Tuesday 19 June 2018

just a touch of cancer

My want to write, download, share and vent has been at its maximum lately. Yet it feels weird, like a friend I have fallen out of touch with. I love writing and have even started the book I have talked about doing, but my blog has been a little neglected. I think I just start to doubt why I share and why anyone would want to read about it? The thing is about blogging it’s more for the writer than the reader. It’s an outlet to share and in doing so gives others a chance to understand another’s inner workings. 
The last seven months have pasted by with almost a dark cloud hanging over our family. The big C entered our family with my strong mum being diagnosed with stage 4 lung cancer. Our family structure has changed greatly.

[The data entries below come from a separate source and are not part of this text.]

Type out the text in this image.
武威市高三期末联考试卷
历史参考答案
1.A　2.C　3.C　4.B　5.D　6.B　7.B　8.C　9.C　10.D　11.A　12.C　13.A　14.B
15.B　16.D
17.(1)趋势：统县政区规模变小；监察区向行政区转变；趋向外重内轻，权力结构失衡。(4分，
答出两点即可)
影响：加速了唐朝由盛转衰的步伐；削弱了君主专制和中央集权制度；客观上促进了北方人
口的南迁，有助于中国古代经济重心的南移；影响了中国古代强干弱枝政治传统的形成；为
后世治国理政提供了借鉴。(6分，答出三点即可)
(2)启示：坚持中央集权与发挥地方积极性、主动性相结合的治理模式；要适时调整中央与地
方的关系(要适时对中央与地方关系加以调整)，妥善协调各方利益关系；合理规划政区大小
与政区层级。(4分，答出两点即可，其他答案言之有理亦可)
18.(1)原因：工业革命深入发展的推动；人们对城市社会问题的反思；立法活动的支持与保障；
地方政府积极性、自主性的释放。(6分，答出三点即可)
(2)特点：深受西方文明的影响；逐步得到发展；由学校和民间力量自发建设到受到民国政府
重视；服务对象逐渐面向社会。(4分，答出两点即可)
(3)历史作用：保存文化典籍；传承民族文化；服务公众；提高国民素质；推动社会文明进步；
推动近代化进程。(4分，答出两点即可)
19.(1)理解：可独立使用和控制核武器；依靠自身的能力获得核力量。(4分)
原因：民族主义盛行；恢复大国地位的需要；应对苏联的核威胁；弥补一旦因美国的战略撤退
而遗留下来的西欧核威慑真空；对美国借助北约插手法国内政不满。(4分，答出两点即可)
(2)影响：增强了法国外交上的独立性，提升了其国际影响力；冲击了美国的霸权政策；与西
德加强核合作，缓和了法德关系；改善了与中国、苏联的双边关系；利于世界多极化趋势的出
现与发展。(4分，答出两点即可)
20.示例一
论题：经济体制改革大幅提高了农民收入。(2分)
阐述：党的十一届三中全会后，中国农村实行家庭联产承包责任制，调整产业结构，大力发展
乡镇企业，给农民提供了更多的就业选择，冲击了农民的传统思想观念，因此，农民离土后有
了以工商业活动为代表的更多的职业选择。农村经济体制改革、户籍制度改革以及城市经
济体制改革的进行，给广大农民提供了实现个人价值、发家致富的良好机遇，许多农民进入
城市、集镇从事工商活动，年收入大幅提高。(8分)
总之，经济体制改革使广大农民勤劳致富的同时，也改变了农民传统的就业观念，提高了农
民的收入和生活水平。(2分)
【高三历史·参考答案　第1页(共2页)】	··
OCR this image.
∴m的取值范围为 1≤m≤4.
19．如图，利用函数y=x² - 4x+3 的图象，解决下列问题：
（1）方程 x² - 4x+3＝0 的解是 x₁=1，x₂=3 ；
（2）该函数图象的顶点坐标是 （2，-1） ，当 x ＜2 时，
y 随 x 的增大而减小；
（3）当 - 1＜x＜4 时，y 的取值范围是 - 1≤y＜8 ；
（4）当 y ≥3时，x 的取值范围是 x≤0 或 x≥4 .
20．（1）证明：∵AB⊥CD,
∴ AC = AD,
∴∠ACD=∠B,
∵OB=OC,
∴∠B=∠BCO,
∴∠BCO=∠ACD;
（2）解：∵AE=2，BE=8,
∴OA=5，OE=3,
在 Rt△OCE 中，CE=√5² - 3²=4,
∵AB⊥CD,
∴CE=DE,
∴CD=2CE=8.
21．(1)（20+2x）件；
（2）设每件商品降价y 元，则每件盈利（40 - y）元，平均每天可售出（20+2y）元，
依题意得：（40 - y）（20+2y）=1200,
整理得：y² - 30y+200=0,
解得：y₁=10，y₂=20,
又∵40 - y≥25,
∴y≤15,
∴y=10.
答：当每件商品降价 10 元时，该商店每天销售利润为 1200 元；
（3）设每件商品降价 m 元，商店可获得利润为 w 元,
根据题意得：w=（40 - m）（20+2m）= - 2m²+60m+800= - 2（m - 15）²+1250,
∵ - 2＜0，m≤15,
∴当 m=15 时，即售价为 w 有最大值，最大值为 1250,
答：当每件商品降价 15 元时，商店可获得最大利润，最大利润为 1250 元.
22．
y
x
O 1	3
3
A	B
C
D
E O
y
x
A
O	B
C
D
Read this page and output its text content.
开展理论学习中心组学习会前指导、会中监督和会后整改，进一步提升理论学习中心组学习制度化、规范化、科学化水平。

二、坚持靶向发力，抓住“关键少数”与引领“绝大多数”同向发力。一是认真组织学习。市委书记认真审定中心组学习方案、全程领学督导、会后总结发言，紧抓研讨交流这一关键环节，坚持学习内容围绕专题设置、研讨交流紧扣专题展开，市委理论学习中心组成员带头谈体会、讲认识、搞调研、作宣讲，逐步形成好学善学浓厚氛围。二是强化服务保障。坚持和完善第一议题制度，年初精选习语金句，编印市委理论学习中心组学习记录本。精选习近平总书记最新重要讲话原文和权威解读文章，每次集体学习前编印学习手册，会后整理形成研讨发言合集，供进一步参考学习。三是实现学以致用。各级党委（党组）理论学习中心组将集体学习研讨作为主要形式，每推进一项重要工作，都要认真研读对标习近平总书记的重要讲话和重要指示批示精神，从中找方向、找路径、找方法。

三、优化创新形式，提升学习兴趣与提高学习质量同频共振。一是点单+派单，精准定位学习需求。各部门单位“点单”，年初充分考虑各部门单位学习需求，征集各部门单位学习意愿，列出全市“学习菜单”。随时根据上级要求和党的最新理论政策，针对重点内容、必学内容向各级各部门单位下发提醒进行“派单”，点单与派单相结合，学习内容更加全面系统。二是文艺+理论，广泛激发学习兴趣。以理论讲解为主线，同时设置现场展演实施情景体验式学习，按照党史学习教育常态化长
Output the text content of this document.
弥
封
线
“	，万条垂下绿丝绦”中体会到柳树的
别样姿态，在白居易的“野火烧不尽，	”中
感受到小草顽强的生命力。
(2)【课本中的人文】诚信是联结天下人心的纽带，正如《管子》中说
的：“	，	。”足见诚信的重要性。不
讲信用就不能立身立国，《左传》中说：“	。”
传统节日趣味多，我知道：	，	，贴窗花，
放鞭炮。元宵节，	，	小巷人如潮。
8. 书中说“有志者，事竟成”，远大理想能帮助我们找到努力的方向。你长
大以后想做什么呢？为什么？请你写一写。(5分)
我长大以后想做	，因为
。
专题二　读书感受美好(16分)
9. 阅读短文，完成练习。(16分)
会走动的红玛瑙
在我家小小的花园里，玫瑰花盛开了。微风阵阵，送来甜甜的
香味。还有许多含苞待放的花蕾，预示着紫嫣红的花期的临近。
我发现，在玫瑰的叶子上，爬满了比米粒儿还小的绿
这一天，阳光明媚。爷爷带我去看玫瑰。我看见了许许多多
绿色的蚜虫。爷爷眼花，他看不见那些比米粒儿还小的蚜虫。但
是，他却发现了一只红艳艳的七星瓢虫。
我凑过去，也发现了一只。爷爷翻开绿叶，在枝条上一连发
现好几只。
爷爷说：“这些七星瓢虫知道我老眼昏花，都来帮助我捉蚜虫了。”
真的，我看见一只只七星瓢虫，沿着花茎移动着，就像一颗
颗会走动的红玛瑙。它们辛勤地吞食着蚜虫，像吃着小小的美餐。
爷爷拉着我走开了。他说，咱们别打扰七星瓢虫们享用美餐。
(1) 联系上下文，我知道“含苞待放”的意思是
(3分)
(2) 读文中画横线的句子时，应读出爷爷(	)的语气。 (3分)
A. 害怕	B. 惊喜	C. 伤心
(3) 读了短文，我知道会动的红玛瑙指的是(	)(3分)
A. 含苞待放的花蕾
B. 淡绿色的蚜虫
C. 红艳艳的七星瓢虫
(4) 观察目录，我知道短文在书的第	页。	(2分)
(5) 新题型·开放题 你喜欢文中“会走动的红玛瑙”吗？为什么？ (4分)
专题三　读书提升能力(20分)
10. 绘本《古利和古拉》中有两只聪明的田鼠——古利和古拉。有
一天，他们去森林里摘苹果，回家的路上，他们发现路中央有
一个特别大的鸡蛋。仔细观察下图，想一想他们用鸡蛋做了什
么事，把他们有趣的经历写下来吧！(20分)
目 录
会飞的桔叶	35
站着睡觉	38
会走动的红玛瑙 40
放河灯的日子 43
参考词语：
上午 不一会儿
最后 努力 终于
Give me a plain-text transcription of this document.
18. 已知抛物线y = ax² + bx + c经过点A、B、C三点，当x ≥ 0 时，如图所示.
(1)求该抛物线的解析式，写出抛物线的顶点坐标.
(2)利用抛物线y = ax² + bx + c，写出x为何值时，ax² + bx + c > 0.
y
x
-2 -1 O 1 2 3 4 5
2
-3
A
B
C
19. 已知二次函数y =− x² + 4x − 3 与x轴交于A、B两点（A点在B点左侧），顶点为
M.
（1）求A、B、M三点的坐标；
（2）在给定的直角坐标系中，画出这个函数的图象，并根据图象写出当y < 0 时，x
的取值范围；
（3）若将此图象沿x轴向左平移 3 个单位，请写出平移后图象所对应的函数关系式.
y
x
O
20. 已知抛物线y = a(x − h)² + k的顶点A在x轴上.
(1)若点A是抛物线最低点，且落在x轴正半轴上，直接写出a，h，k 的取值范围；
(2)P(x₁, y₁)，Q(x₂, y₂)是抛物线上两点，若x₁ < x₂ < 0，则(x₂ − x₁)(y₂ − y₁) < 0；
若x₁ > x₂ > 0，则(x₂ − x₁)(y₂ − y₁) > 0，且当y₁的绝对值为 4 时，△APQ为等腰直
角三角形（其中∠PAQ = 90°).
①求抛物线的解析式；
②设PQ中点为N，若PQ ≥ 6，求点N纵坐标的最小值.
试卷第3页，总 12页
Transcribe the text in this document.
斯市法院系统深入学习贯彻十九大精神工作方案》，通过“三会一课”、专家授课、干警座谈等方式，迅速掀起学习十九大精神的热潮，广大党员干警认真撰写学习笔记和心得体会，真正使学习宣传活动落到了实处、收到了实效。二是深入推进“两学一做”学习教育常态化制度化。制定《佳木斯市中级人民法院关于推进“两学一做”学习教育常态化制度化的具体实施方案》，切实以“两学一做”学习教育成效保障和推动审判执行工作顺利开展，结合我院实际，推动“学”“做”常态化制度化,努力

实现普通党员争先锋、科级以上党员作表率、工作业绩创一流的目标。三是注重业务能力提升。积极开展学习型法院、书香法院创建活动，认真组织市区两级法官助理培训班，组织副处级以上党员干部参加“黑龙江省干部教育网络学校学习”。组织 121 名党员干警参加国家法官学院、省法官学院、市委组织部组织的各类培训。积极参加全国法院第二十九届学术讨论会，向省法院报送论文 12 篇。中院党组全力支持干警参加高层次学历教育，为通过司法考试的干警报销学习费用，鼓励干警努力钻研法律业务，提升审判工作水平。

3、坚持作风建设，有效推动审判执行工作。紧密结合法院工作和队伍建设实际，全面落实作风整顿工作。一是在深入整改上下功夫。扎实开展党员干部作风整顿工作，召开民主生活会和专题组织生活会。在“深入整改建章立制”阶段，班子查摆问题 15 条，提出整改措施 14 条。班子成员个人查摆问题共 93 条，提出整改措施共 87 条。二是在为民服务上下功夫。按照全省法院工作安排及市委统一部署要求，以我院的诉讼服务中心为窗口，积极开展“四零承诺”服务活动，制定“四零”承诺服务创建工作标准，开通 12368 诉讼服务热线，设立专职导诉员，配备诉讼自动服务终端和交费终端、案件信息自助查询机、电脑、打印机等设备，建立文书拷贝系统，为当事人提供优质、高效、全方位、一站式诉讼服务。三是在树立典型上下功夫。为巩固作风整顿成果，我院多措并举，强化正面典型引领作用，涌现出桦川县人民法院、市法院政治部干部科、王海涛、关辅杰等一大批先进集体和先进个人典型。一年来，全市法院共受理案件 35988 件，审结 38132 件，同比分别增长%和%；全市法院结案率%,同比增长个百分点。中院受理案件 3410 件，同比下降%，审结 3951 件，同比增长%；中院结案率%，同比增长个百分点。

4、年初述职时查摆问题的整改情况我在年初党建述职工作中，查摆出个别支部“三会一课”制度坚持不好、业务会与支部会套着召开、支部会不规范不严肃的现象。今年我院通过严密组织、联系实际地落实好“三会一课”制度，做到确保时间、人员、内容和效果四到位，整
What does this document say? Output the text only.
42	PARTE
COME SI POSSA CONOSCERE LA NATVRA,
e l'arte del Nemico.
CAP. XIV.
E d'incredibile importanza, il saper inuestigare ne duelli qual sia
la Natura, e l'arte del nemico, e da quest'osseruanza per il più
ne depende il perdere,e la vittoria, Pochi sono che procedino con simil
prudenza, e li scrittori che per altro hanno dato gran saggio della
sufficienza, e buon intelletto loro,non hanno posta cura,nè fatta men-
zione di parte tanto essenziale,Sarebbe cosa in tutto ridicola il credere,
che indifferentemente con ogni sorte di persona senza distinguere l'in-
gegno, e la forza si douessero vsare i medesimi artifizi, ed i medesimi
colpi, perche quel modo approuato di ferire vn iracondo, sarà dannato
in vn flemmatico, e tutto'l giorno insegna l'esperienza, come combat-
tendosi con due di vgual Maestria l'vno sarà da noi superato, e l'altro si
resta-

I stopped working, Marty changed jobs to allow this, dinners are cooked for 8 and endless trips to the doctors and hospitals. In all this my mum has never not  been positive. 

I have struggled with the positive thinking, I’ll admit.   Tears a plenty have been shed, screaming inside my car when no one was around and sleepless nights caused from a mind that couldn’t stop thinking. Then something small like the sight of a full moon in a sky full of stars or the arms of your child wrapping around you bring you back to what’s great and real in this life. 

With this positivity Ive gained perspective on everything. Life is not a given right, time is not endless and getting caught up in things your can’t change only gives you stress. Mum has just a touch of cancer and we will help her fight as long as she can to beat this horrible monster.